Yes, supply chain issues were the largest spark of prices, but if it was just that, prices would’ve dropped back to where they were once supply re-normalized (i.e. inflation followed by deflation). That didn’t happen, and prices remained high, meaning money supply increased in the meantime as well.
Deflation doesn’t always follow inflation. Most countries fear it as it could spark recession. UK for example always aims for 2%, not 0%. It didn’t help that Opec limited oil supply to keep price high.
In the UK, we didn’t have stimulus check, but had inflation close to 10%, many countries in the EU too so the conclusion it was the money supply doesn’t hold up.

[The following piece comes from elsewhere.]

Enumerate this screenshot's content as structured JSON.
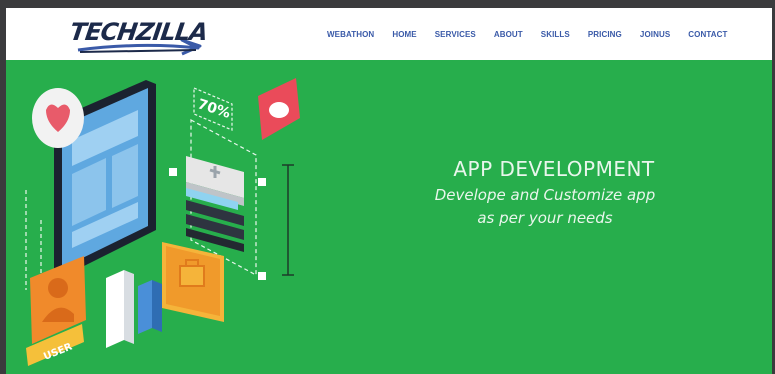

TL; DR - the process was something like this:
I’m not talking only about stimulus checks, but any increase in money supply.
Ok, but you still had an increase in money supply at the same time as inflation. Look at some sources:
The money supply absolutely increased along with inflation. The Euro also saw increased money supply as well in the same period as high inflation, and here’s another with similar data with a longer view (last link is a slightly different measure, M1 vs M2).

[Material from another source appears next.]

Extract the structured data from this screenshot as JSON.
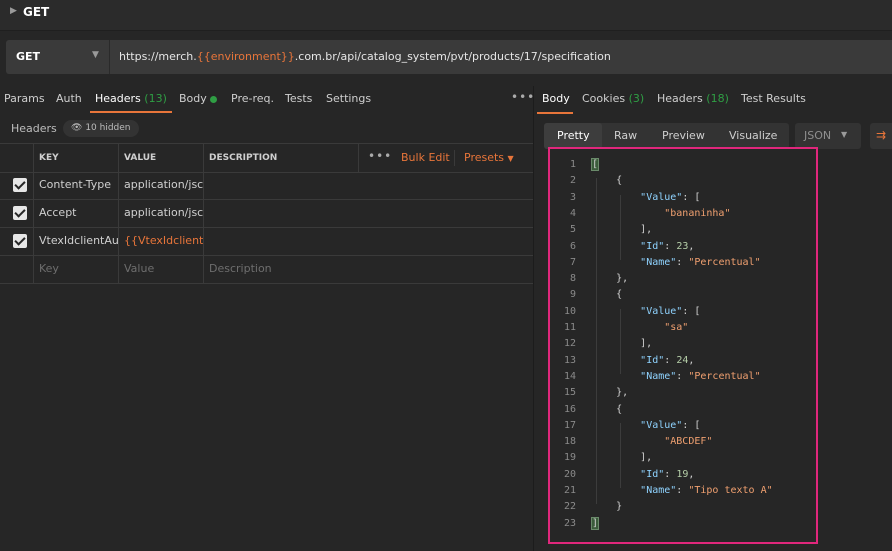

These sources show an increased money supply that strongly correlates with inflation figures: it increased dramatically as inflation kicked off, then slowed down but didn’t decrease as inflation dropped. I don’t know what exactly caused the increase in money supply in that era (would have to look into a bunch of policy changes in that period), but it happened.
If money supply wasn’t increased, we would’ve seen a deflationary period after the causes of the inflationary period (price shocks due to global supply chain) were addressed. But central banks don’t want deflation, so they increase money supply in some form to prevent it.